A definição criminal evoluiu em 2018, com a última versão definindo assédio sexual como “o fato de impor repetidamente a uma pessoa comentários ou comportamentos com conotação sexual ou sexista”.

No trabalho

Embora o assédio sexual no ambiente de trabalho possa ser difícil de identificar, “é preciso levar em consideração a natureza dos atos cometidos, sua frequência, seus efeitos sobre a vítima e/ou o objetivo do agressor”, diz Leroy. “Hoje, é suficiente que o comportamento tenha uma conotação sexual, o que não exige que seja de natureza explícita e diretamente sexual.”

O Código do Trabalho francês agora se alinha com o Código Penal francês. Desde 31 de março de 2022, “você está em situação de assédio sexual no trabalho se a primeira pessoa fizer um comentário machista, como ‘Tem gente na varanda’ [a French expression meaning buxom] e outra pessoa segue com um comentário como ‘Bem, dada a maneira como você se veste…’. Antes de este texto ser aprovado, a mesma pessoa teria que repetir a observação sexista. Isso não é mais o caso.”

Entre 2017 e 2019, um estudo realizado pela Organização Internacional do Trabalho (OIT) com 4,5 milhões de funcionários franceses revelou que 52% das mulheres foram vítimas de assédio sexual no trabalho. Para os homens, o número foi de 27%. Apenas 4% dessas mulheres apresentaram queixa e 1% dos homens.

Segundo o advogado, “prevenção é a chave”. O Código do Trabalho estabelece que o empregador deve tomar todas as medidas necessárias para prevenir, parar e punir o assédio sexual. Se não cumprirem esta obrigação, “podem ser demandados perante o tribunal do trabalho por danos”.

Em locais públicos

Mas como prevenir o assédio sexual fora do trabalho?

A plataforma online Twitch, que vem ganhando manchetes após uma onda de alegações sexuais de suas streamers femininas, reforçou sua política em janeiro de 2021. O assédio sexual, que até então era proibido na plataforma, mas sem definição, agora é definido como fazer comentários repetidos, obscenos ou explícitos sobre aparência física ou sexualidade, enviar imagens ou vídeos de nudez indesejados, etc. A prevenção claramente não é suficiente para proteger os cinegrafistas.
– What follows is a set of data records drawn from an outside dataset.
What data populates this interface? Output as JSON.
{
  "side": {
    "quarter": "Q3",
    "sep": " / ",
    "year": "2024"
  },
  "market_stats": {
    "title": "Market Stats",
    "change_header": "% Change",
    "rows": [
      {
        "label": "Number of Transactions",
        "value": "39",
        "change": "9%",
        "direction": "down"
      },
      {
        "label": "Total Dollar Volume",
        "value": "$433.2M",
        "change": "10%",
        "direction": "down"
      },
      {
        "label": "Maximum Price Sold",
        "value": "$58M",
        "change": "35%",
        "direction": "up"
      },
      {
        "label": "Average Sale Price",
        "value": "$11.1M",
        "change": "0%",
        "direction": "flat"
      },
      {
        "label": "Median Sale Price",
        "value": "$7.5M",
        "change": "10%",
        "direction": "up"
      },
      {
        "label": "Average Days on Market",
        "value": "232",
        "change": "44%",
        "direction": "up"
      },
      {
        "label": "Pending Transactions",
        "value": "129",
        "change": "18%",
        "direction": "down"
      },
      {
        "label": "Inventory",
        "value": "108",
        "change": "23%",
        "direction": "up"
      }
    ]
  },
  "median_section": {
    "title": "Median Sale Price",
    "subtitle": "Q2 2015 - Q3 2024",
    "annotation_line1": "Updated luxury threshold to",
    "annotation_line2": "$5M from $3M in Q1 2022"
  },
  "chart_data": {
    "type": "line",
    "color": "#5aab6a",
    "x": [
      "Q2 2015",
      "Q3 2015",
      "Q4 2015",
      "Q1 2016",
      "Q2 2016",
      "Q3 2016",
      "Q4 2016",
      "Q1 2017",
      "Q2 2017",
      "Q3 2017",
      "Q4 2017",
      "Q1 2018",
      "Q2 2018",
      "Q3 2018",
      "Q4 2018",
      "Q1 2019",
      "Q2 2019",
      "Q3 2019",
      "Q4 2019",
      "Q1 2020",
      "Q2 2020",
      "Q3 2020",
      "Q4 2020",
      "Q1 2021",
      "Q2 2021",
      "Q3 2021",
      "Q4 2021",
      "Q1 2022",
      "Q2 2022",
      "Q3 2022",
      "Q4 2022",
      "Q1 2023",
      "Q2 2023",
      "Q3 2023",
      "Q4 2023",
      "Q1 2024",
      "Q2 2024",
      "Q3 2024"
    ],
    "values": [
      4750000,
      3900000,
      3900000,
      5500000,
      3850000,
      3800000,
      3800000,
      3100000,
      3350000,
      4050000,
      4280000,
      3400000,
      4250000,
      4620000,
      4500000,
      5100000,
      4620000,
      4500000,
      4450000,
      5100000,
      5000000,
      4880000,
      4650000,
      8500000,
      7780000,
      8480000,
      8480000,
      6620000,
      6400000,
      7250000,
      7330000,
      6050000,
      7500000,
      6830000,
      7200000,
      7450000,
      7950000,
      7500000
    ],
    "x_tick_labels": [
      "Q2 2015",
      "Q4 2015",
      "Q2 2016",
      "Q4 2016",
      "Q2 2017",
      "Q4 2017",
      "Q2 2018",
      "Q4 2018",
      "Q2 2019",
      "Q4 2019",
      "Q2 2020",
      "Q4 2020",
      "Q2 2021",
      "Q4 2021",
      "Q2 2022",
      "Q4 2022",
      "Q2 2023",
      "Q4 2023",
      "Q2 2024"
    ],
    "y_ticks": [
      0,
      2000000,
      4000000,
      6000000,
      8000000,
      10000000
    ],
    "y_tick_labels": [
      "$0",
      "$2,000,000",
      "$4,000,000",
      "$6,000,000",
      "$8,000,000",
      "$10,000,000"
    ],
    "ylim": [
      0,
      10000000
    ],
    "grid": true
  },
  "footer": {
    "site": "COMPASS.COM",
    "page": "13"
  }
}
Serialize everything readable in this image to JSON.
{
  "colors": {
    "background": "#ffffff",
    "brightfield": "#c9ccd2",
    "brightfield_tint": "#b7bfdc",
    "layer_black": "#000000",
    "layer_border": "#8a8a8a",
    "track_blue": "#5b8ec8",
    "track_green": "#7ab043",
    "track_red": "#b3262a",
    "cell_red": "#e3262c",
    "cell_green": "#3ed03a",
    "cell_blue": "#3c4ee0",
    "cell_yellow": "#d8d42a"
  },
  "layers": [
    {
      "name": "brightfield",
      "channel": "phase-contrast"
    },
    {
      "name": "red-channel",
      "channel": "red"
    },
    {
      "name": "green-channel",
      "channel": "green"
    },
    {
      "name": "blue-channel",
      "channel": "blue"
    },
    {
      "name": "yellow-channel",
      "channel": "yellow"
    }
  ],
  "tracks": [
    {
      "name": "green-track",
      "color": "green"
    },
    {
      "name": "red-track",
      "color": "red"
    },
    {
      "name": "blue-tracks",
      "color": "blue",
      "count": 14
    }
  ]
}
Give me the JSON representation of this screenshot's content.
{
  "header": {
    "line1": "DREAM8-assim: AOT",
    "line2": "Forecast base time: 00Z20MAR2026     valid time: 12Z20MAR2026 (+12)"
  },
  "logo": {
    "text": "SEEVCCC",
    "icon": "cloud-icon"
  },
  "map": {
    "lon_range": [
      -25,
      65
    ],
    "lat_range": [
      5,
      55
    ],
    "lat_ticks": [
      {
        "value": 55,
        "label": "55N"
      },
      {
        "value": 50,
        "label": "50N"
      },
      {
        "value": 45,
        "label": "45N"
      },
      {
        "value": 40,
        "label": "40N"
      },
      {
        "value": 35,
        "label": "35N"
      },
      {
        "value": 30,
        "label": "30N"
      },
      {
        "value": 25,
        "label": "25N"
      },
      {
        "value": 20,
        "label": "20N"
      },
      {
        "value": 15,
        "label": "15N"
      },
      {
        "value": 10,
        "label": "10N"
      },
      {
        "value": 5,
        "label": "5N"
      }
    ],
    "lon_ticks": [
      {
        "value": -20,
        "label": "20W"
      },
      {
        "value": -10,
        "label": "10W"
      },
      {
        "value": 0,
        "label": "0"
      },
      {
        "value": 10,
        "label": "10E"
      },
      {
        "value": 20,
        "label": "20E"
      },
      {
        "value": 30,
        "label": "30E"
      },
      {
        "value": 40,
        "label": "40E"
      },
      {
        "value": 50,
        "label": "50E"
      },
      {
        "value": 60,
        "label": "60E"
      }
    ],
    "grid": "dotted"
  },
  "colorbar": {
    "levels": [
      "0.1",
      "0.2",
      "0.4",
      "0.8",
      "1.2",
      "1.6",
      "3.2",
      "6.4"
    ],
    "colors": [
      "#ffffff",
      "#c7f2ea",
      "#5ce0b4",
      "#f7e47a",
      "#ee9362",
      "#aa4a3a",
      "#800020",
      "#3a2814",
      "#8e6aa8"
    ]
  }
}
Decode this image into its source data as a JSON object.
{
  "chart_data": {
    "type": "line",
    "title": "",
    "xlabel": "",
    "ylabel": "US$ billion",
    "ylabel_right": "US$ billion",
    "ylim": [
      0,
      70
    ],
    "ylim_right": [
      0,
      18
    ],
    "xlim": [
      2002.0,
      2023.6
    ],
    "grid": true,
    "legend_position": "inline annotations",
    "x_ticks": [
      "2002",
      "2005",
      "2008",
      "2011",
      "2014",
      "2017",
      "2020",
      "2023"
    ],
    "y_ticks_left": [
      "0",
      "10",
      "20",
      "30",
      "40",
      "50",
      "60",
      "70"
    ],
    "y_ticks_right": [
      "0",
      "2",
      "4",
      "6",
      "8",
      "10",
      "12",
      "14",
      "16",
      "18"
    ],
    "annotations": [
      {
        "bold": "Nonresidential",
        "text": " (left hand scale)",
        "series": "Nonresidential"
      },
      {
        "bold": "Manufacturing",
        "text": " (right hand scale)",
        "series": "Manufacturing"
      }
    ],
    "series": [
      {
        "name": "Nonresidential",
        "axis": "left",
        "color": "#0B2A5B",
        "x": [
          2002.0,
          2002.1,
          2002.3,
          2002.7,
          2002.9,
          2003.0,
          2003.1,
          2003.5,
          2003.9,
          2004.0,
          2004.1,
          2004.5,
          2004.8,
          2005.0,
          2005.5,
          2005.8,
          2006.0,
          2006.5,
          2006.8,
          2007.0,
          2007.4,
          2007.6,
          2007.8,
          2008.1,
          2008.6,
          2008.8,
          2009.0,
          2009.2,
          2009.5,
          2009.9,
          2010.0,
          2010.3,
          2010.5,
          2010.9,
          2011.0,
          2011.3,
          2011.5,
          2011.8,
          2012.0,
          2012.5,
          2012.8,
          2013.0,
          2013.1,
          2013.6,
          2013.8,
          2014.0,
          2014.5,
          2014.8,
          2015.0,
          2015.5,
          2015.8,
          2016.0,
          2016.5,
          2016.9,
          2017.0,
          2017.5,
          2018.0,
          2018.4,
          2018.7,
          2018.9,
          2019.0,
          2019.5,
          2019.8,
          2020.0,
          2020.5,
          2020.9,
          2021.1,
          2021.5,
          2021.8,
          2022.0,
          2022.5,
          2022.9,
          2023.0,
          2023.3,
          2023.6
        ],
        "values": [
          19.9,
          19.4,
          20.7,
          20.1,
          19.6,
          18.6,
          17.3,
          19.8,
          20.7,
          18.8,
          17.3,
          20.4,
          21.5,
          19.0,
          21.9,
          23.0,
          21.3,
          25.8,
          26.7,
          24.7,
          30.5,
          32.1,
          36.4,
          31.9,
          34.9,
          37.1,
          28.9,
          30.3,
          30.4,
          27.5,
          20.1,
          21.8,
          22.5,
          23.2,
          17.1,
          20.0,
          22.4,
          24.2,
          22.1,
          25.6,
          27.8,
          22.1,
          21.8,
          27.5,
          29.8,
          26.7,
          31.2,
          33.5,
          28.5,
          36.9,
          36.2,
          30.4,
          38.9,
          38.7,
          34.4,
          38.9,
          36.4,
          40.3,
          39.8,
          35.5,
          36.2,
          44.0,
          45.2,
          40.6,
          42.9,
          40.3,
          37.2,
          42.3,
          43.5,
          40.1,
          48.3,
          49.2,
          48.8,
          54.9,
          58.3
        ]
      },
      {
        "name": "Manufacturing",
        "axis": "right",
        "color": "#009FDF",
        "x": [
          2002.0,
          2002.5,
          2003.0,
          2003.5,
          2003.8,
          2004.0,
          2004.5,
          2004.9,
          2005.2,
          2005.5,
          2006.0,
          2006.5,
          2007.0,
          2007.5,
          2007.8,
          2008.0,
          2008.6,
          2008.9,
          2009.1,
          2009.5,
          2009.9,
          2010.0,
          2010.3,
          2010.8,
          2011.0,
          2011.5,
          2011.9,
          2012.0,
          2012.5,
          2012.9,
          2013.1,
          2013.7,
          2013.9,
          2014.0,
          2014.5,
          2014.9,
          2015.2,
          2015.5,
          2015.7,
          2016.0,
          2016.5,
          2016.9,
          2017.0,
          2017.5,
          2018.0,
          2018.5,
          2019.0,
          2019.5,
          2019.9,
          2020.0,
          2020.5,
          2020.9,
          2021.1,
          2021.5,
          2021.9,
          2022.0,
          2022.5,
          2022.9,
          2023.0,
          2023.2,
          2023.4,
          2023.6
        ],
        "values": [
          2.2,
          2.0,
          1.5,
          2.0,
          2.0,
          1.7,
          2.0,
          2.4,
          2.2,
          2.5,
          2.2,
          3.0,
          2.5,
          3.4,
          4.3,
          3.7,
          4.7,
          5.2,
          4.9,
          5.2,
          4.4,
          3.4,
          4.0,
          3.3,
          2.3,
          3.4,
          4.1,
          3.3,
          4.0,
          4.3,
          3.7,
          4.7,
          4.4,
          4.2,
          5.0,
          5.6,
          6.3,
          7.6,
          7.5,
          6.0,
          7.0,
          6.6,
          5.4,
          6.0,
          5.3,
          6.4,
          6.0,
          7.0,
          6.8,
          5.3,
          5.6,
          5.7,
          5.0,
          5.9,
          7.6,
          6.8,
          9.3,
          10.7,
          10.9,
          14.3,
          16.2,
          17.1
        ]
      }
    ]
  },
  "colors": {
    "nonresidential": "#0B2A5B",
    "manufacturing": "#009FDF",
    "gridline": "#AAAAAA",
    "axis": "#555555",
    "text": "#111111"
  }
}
E nos espaços públicos? De acordo com a historiadora feminista Picq, o movimento #MeToo em 2017 “mudou radicalmente o nível de tolerância demonstrado em relação a comportamentos que se enquadram na categoria de assédio sexual” em espaços públicos. Mas as vítimas muitas vezes não apresentam queixa devido à falta de provas ou medo das consequências. “Minha geração nem sempre quis apelar para a autoridade do Estado, e nós não podíamos. Hoje, muitas ferramentas legais estão disponíveis para nos ajudar.”

Por fim, a lei “Schiappa”, em homenagem à ex-ministra da igualdade de gênero da França, Marlene Schiappa, foi introduzida em 2018, tornando o desprezo sexista verbal uma ofensa em um esforço para reduzir o chamado “assédio de rua”, segundo Picq. Quatro anos depois de sua introdução, a lei está mostrando seus limites. De 2020 a 2021, os serviços de segurança registraram 3.700 casos de desprezo sexista na França. Na realidade, esse número é muito maior, pois 81% das mulheres na França foram vítimas de assédio sexual em local público, de acordo com uma pesquisa da Ipsos publicada em julho de 2020.

Este artigo foi traduzido do original em francês.